Everyone is talking about it, Ezra Klein has left The Washington Post. Klein was one of the few reasons remaining to read the WP. He was hip and thoughtful, and most independent. Why did this happen when he and others at the post seemed so gracious in welcoming their new boss and owner, Jeff Bezos?
One reason is that Bezos is technically competent, like Klein and Melissa Bell, who is also departing.
“We regret to announce that Ezra Klein, Melissa Bell and Dylan Matthews are leaving The Post for a new venture.”
Bezos techies are probably much stronger technically and with experience. Klein is a branded content producer. In fact, his personal brand was getting so strong that perhaps readers had lost the context, meaning the paper it is printed on. Well, since this is a paperless world and Wonkbook arrives via email, who knows that they are reading The Washington Post? See where this is headed?

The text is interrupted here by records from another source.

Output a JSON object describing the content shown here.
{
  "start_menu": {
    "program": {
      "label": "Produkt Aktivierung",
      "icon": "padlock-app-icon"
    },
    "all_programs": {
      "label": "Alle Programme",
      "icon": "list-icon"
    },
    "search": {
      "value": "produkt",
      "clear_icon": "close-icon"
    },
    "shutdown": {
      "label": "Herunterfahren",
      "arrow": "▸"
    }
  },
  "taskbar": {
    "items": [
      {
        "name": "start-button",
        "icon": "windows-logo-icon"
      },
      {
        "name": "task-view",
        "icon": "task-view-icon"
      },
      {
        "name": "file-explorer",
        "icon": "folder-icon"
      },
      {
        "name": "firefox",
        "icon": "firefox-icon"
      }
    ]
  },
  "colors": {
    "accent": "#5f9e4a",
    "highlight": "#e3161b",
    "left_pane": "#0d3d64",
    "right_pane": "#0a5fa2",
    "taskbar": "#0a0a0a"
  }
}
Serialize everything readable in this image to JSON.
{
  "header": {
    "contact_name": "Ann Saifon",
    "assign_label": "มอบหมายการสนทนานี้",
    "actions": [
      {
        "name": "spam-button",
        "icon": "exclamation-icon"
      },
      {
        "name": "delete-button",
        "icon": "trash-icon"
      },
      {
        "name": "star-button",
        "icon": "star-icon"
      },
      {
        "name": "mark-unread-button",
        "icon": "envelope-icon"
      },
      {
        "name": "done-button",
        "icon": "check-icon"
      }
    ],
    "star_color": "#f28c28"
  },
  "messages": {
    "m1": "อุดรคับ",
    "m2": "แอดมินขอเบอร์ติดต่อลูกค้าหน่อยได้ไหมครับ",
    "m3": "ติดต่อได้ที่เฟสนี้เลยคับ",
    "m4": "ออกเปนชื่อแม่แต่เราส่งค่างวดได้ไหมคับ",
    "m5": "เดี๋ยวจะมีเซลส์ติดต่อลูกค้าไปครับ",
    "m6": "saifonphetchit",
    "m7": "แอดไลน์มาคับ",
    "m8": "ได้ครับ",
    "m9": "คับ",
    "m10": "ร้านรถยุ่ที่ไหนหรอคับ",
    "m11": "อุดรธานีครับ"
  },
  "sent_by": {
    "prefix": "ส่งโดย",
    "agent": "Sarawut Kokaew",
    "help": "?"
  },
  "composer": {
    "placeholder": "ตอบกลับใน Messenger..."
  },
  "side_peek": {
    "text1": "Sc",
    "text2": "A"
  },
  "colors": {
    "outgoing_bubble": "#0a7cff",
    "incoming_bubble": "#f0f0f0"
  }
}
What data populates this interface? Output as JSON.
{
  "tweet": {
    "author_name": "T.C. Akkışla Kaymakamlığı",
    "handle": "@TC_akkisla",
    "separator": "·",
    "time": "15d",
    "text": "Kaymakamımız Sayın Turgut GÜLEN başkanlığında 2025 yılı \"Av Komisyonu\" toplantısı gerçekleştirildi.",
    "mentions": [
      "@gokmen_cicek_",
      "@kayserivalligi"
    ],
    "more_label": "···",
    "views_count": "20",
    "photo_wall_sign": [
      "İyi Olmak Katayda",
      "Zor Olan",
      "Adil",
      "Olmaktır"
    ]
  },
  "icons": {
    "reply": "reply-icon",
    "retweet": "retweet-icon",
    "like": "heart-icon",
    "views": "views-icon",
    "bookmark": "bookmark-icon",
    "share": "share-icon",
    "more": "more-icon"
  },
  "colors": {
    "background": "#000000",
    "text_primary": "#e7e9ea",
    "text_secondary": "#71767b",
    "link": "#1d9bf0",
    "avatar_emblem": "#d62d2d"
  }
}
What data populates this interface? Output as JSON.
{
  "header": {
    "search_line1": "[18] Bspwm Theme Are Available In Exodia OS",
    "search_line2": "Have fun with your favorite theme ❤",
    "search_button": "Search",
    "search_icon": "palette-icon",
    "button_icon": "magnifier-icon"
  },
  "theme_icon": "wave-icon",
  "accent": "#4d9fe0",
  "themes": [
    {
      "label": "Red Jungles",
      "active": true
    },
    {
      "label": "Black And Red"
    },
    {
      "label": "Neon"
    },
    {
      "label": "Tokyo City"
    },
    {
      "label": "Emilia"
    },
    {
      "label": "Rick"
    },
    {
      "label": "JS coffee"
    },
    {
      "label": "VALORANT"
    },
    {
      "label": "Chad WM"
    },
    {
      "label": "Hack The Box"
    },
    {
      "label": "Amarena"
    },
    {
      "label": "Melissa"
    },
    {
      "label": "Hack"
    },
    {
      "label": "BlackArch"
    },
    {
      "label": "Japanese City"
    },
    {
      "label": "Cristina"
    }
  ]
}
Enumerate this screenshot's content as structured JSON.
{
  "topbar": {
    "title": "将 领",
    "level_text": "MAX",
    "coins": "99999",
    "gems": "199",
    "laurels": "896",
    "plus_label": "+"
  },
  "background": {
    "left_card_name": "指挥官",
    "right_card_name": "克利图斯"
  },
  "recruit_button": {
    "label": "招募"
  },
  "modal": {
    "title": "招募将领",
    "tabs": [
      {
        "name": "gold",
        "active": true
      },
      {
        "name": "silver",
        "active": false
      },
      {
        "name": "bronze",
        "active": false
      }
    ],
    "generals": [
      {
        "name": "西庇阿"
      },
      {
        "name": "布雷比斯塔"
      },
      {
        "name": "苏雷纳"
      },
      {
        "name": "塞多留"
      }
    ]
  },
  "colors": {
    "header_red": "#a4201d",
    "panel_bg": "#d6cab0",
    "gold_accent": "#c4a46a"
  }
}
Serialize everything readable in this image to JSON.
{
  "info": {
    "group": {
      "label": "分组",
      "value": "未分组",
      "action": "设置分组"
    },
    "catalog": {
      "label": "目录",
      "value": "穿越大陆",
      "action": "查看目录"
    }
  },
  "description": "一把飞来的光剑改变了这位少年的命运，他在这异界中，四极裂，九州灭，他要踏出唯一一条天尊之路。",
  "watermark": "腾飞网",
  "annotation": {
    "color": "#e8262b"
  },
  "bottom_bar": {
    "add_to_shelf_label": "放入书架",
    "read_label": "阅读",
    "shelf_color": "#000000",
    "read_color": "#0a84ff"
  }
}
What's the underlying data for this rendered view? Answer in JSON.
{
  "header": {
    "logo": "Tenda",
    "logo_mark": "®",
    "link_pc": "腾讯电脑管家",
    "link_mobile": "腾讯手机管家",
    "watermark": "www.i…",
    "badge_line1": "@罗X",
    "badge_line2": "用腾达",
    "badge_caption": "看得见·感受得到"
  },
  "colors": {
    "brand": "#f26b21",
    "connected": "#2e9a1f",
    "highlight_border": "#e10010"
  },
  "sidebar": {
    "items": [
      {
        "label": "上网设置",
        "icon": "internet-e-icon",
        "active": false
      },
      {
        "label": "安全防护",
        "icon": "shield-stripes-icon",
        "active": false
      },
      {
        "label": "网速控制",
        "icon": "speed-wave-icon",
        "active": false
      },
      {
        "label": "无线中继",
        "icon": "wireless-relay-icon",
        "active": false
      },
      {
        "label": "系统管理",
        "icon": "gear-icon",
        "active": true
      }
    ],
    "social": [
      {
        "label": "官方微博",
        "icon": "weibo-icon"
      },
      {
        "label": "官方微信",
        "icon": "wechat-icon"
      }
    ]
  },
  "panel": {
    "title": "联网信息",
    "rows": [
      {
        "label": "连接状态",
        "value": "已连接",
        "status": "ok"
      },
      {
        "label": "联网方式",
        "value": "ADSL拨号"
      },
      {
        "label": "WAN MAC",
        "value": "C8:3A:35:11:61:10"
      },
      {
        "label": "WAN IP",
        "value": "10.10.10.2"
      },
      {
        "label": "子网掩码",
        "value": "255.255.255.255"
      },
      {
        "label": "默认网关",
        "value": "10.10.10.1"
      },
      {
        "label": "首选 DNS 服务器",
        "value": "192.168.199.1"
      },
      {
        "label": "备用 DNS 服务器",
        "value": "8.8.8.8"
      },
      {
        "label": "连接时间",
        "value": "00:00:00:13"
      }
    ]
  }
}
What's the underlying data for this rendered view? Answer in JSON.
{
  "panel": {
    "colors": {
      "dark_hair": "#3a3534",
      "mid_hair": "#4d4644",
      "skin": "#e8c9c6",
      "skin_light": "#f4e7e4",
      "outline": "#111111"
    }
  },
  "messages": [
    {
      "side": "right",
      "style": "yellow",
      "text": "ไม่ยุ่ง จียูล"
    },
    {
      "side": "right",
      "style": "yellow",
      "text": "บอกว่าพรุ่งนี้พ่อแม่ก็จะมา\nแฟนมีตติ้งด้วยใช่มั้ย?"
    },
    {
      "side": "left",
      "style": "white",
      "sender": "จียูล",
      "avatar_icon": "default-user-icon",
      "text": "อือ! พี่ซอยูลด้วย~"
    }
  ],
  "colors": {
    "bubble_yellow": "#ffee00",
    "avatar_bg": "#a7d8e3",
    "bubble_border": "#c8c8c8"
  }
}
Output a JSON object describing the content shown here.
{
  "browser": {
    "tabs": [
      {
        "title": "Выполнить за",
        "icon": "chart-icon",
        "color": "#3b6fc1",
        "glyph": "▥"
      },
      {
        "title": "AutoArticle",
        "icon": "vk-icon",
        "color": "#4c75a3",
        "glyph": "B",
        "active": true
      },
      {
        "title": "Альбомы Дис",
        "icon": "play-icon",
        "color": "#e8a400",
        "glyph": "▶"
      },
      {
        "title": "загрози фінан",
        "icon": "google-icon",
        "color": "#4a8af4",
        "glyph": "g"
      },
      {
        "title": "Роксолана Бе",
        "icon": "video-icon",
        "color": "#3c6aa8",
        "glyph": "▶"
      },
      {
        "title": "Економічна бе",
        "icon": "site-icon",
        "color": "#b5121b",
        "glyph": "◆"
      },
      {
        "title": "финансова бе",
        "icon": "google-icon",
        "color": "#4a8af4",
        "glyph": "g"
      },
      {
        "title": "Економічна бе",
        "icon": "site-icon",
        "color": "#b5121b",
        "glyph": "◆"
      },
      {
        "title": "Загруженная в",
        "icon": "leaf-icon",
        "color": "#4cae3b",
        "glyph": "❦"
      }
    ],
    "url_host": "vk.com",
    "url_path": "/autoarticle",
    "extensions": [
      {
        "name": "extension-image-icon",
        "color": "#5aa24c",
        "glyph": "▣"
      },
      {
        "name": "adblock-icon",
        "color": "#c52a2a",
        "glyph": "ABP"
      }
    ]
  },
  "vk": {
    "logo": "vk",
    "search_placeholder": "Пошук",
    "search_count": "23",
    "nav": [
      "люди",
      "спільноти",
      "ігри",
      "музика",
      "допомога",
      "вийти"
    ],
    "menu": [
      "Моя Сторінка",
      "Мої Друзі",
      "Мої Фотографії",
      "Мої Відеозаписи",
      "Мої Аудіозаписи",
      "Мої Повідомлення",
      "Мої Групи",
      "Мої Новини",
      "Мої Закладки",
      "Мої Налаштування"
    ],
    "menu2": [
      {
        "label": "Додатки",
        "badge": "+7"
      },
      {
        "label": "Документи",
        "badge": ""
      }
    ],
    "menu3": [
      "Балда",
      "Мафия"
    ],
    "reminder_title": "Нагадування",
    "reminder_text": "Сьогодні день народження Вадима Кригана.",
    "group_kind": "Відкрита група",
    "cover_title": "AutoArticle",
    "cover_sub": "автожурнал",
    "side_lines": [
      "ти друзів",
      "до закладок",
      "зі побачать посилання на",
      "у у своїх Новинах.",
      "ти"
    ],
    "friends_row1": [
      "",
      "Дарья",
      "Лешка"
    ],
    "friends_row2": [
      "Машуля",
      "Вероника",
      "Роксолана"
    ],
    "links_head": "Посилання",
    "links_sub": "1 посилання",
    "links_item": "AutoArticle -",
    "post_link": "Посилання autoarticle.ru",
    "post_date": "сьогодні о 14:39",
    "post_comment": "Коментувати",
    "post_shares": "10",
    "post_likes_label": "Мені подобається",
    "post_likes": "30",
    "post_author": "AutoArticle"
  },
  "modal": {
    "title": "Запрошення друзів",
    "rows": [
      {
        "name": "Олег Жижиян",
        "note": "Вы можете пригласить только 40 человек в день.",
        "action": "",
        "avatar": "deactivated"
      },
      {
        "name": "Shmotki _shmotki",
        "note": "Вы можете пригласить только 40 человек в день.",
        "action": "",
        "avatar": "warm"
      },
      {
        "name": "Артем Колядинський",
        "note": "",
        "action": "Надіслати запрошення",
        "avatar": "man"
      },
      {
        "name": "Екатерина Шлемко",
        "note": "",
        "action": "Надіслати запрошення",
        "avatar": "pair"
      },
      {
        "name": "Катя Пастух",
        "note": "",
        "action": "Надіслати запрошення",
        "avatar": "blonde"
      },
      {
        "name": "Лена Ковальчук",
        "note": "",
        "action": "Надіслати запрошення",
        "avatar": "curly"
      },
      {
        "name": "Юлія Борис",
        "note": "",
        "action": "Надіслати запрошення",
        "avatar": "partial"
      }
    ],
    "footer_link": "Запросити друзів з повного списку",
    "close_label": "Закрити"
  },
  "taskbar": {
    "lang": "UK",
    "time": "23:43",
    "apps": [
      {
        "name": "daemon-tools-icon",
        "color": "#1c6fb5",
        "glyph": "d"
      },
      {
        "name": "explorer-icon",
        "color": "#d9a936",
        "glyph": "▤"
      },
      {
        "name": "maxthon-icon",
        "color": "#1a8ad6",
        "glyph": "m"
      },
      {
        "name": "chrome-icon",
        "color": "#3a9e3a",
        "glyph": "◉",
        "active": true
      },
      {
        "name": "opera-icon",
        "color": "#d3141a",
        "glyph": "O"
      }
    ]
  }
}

There is going to be a new branding, and Jeff Bezos will have room for only one strong brand, and not a collection of branded spinouts.
Here is Politico’s take.
“Ezra Klein out at Washington Post
By DYLAN BYERS |
1/21/14 9:49 AM EST
The Washington Post announced Tuesday that its star economics blogger Ezra Klein will be leaving the paper to start a new venture.
"When Ezra joined us in 2009, he was a wunderkind blogger with brash confidence and a burning desire to write a column in the print newspaper," Post editors wrote in a memo to staff. "As he leaves us, Ezra is still a brash wunderkind, but now his burning desire has a grander scope: He is looking to start his own news organization, an ambition that befits someone with uncommon gifts of perception and analysis. Ezra’s passion and drive will be missed, but we will take pride in watching him chart out his new venture."
Well, let me tell you, I was once a wunderkind, and that doesn’t last long going it alone. In the media business, you have to have some large and powerful backers. The media business today is challenged by so much noise in the system. The business model is ever changing, and old loyalties from advertisers are thin to nonexistent.
Content producers, those who crank out intellectual property find it very difficult making it as celebrity journalists just come and go.